Si l’incertitude de l’obtention de leur statut de réfugié peut leur valoir de nouvelles crises d’angoisse, l’éventualité que leurs maris apprennent leur drame personnel ou le séjour de leurs bourreaux à Genève, comme les membres de certaines juntes au pouvoir en Afrique, sont aussi une source d’insomnie et de prises d’anxiolytiques. Les psychothérapeutes sont formels: aucune victime de ces viols de guerre ne peut guérir seule. D’autant qu’elles doivent aussi faire le deuil d’un retour au pays, proscrit par le statut de réfugié.

Que faire depuis la Suisse?

Alors beaucoup s’interrogent sur l’efficacité d’actions mises en place à distance. Pour Claire Morclette, du bureau Afrique de l’Est d’Amnesty International, «la pression exercée depuis la Suisse par la diaspora exilée et les ONG, à la fois sur les gouvernements concernés et sur le Conseil fédéral, constitue l’une des clés pour améliorer la protection de ces femmes.»

«Le co-parrainage de parlementaires suisses avec des défenseuses des libertés au Burundi ou au Sud-Kivu est aussi porteur et apporte aux militantes de terrain un poids qui peut se révéler décisif en cas de problème. Enfin, le cofinancement des projets ciblés se révèle capital.», affirme-t-elle.

En ce sens, le canton de Genève va probablement signer une nouvelle convention avec l’Appel de Genève. Celle-ci prévoit des prises de contact avec de nouveaux groupes armés ou gouvernements non-reconnus, pour les sensibiliser aux standards internationaux interdisant la violence sexuelle basée sur le genre et la nécessité de reconnaître le rôle des femmes.

Des interventions sont prévues en Colombie, en Somalie, au Niger, au Tchad et dans les pays du Moyen Orient – Irak, Iran, Liban et Syrie. La contribution du canton de Genève sera de 200’000 francs par année pour une première période de trois ans.

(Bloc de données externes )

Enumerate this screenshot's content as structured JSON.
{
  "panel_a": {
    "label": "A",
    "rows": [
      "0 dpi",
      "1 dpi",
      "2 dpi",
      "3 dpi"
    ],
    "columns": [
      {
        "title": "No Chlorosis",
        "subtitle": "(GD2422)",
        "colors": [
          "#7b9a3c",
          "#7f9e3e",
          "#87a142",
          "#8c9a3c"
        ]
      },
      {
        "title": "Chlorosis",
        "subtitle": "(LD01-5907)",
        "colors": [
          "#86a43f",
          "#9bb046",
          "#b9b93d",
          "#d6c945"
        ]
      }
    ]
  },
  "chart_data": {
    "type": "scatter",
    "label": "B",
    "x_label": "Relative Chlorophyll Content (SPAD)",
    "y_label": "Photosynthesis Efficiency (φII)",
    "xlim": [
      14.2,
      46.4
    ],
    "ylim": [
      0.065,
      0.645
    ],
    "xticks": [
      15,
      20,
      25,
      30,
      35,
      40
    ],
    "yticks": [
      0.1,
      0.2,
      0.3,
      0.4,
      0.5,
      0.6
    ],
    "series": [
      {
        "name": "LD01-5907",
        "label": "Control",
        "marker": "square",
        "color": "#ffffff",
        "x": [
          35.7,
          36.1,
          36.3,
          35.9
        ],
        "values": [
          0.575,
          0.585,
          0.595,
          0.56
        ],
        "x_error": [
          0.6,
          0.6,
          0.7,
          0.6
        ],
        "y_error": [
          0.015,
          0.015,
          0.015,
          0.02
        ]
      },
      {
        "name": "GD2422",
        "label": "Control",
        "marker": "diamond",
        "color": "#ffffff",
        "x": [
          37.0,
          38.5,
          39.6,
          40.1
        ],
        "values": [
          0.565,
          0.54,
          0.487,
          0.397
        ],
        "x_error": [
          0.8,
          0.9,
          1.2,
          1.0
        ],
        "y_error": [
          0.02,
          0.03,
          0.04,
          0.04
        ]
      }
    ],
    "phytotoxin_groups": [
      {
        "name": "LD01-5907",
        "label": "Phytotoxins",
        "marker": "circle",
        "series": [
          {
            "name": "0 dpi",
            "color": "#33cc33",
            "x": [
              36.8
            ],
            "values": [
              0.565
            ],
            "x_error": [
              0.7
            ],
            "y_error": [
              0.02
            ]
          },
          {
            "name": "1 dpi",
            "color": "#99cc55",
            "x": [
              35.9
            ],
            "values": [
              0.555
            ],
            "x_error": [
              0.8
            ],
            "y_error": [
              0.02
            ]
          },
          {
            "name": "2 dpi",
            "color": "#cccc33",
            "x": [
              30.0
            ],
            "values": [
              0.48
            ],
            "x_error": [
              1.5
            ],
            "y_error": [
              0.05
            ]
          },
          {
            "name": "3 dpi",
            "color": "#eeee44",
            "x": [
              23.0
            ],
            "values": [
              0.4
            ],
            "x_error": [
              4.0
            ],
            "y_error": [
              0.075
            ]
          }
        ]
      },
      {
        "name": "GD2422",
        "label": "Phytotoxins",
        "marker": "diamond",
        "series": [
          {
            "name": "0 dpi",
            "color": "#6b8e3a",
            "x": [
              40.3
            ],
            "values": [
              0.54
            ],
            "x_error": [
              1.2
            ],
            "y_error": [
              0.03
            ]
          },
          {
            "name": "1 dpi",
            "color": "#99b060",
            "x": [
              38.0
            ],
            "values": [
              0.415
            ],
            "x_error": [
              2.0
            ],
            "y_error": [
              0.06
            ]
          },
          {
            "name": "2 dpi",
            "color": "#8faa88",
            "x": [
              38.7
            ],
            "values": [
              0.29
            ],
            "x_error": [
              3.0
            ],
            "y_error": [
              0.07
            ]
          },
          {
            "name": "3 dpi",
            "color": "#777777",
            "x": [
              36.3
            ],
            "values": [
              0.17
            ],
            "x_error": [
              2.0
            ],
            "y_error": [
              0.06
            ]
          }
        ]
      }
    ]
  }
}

«Mais au niveau fédéral, le Parlement bloque souvent les initiatives en la matière, relève Maria Roth-Bernasconi, car il n’est pas dominé par des personnes sensibles à ces problématiques. »

Plus de 500’000 femmes auraient été violées dans la région des grands lacs depuis 15 ans, selon les associations locales.

Ce qui a commencé comme une stratégie de guerre est devenue un mode de vie: dans l’est de la RDC, 1% des viols étaient commis par des civils en 2004. En 2008, le taux est monté à 38%, selon l’Ong Oxfam International.

En 1945, 2 millions de viols ont été perpétrés par des soldats de l’Armée rouge sur des femmes allemandes dans l’est de l’Allemagne.

La guerre d’indépendance du Bangladesh en 1971 a donné lieu au viol de 200’000 femmes bengalaises par des soldats pakistanais.

Les récits de la guerre d’Algérie démontrent aussi qu’entre 1954 et 1962, les femmes ont été massivement violées.